Matrix profiles are used to annotate a time series in a way that makes data mining tasks within the time series simple. I will not explain what a matrix profile is within this post. Feel free to visit this page to understand more about them:

https://www.cs.ucr.edu/~eamonn/MatrixProfile.html

During the KDD 2017 conference, I had the pleasure to be introduced to the concept of the matrix profiles. Unfortunately, at the time all of the code was implemented in MatLab. I dabbled a little bit with converting the code to Python and never completed it. Last month, December 2018, someone (a Target employee) created a github repository with working algorithms. Here is the github repository:

https://github.com/target/matrixprofile-ts

My main interest of matrix profiles was the usefulness in anomaly detection. This blog post is going to demonstrate how to use the Python module to detect anomalies within a NAB dataset.

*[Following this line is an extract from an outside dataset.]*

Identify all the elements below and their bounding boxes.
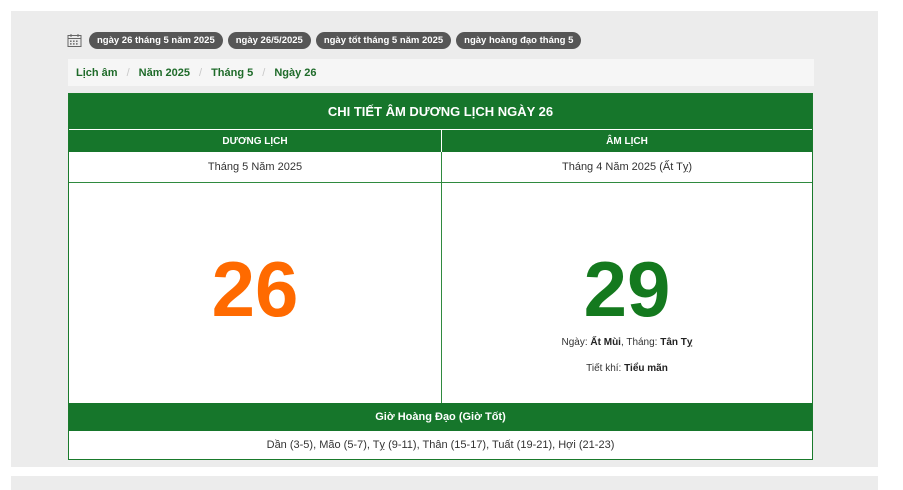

Specifically, I am working with the NYC Taxi dataset.

Data Overview¶

The data consists of the number of taxi passengers from 2014-07-01 to 2015-01-31. There are 5 known anomalies during these periods:

NYC Marathon - 2014-11-02
Thanksgiving - 2014-11-27
Christmas - 2014-12-25
New Years - 2015-01-01
Snow Blizzard - 2015-01-26 and 2015-01-27

I will see how close the anomaly detection is using matrix profiles.

In [2]:

from matrixprofile import *
from matrixprofile.discords import discords

In [3]:

import pandas as pd
import numpy as np
from matplotlib import pyplot as plt

%matplotlib inline

Load Data¶

In [4]:

df = pd.read_csv('/home/tyler/data/nab/realKnownCause/realKnownCause/nyc_taxi.csv')

In [5]:

df['timestamp'] = pd.to_datetime(df['timestamp'])

In [6]:

df = df.set_index('timestamp').sort_index()

In [7]:

df.head()

Out[7]:

	value
timestamp
2014-07-01 00:00:00	10844
2014-07-01 00:30:00	8127
2014-07-01 01:00:00	6210
2014-07-01 01:30:00	4656
2014-07-01 02:00:00	3820

Resample Hourly¶

Originally the dataset is within 30 minute increments.

In [8]:

df = df.resample('1H').sum()

In [9]:

df.head()

Out[9]:

	value
timestamp
2014-07-01 00:00:00	18971
2014-07-01 01:00:00	10866
2014-07-01 02:00:00	6693
2014-07-01 03:00:00	4433
2014-07-01 04:00:00	4379

In [10]:

a = df.values.squeeze()

# subsequence length to compute the matrix profile
# since we have hourly measurements and want to find daily events,
# we will create a length of 24 - number of hours in a day
m = 24
profile = matrixProfile.stomp(a,m)

In [11]:

df['profile'] = np.append(profile[0],np.zeros(m-1)+np.nan)

Plot Matrix Profile¶

Below is a plot of the hourly data and the matrix profile. Visually, you can see both motifs and discords. We are interested in finding the discords which are high peaks in the plot. A couple of periods jump out that seem close to Thanksgiving and the snow storm.

In [12]:

#Plot the signal data
fig, (ax1, ax2) = plt.subplots(2,1,sharex=True,figsize=(15,10))
df['value'].plot(ax=ax1, title='Raw Data')

#Plot the Matrix Profile
df['profile'].plot(ax=ax2, c='r', title='Matrix Profile')
plt.show()

In [13]:

# exclude up to a day on the left and right side
ex_zone = 24

# we look for the 5 events specified in the data explaination
anoms = discords(df['profile'], ex_zone, k=5)

In [14]:

df.iloc[anoms]

Out[14]:

	value	profile
timestamp
2015-01-27 09:00:00	3874	3.275818
2014-11-02 00:00:00	48219	2.468237
2015-01-25 20:00:00	29503	2.094151
2014-12-31 23:00:00	35978	1.803195
2014-12-24 00:00:00	20646	1.581157

Conclusions¶

Using the matrix profile to identify discords within the NYC taxi dataset seems fruitful. All of the anomalies mentioned in the dataset overview were found. At first it can be a little tricky to think about what subsequence length to use, but once you understand your problem it becomes clear. I will be using this module more frequently when I need to identify anomalies in the future.